La aprobación de la ley contra la desaparición forzada, una legislación para desplazados y niños migrantes y la iniciativa de Enrique Peña Nieto sobre matrimonios igualitarios, fueron algunas de las garantías constitucionales, que el representante adjunto de la oficina del Alto Comisionado de la Organización de Naciones Unidas (ONU) para los Derechos Humanos, Jesús Peña Palacios, y el ombudsman Luis Raúl González Pérez solicitaron en el Senado.
Lo anterior, dentro de su participación durante el informe de labores de la Comisión de Derechos Humanos del Senado, la cual fue presidida por Angélica de la Peña; ambos funcionarios de la ONU coincidieron en que, “las expresiones de intolerancia y discriminación no deben inhibir el quehacer legislativo de un Estado que se asume laico en su Constitución. La discriminación no encuentra causa alguna que la justifique”.

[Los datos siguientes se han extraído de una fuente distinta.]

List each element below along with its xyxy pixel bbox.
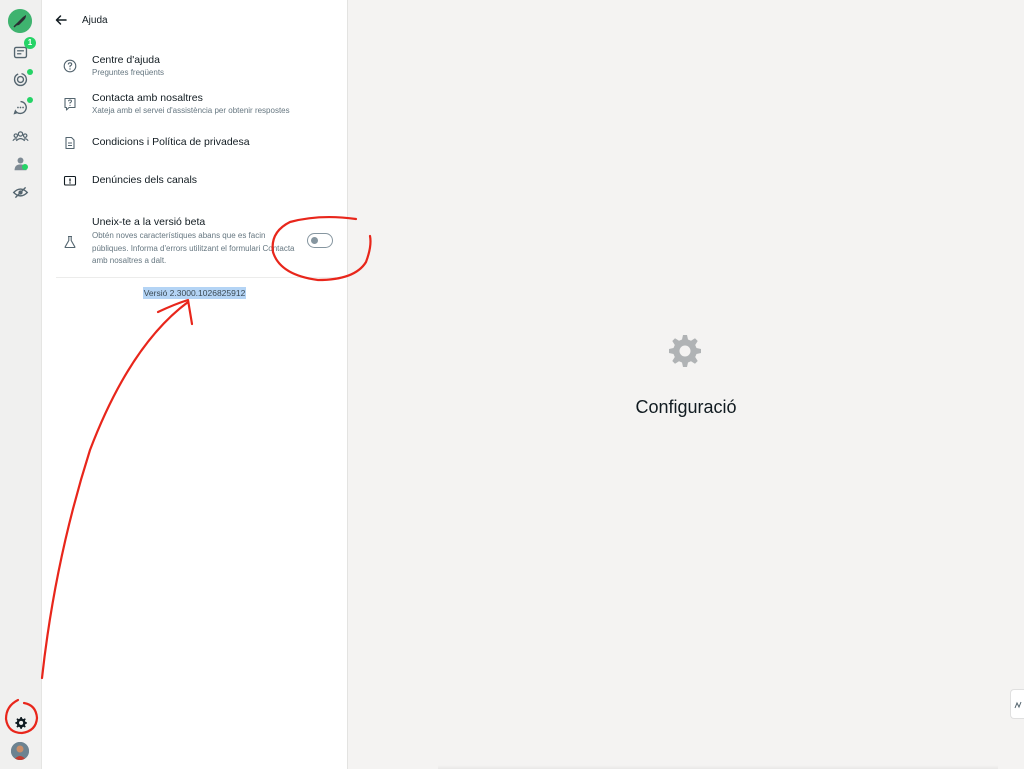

En tanto, durante su participación, Peña Palacios reiteró que la ley sobre desaparición forzada “aguarda, cada día con mayor impaciencia, su aprobación por el Senado”, al igual que las reformas a la Ley General de Víctimas, dada “la frustración provocada por su lenta implementación”.
También señaló que en estos días “cuando los ojos del mundo están puestos en la Asamblea General de Naciones Unidas y luego del discurso de Peña Nieto sobre refugiados y migrantes, “es imperioso que el Senado impulse la agenda legislativa que guarda relación con los derechos de las personas en el contexto de la movilidad humana”.
Por lo que urgieron el “avance en la confección de un nuevo marco legislativo que reconozca plenamente el derecho de toda persona a buscar y recibir asilo, la protección a la niñez migrante y tutelar los derechos de las personas desplazadas”, enfatizó Peña Palacios.
Por su parte, el presidente de la CNDH, dijo que “otras asignaturas legales pendientes son posibilitar que los organismos de derechos humanos gocen de los recursos y capacidades necesarias para el desempeño de sus funciones, así como las consultas a los pueblos y comunidades indígenas y la del desplazamiento forzado interno”.
También se recalcó que “en materia de derechos humanos no puede haber intereses o conveniencias de ningún tipo. El reconocimiento, defensa y protección de la dignidad humana no es algo que se pueda o deba negociar, ni puede ser materia de transacción o moneda de cambio”.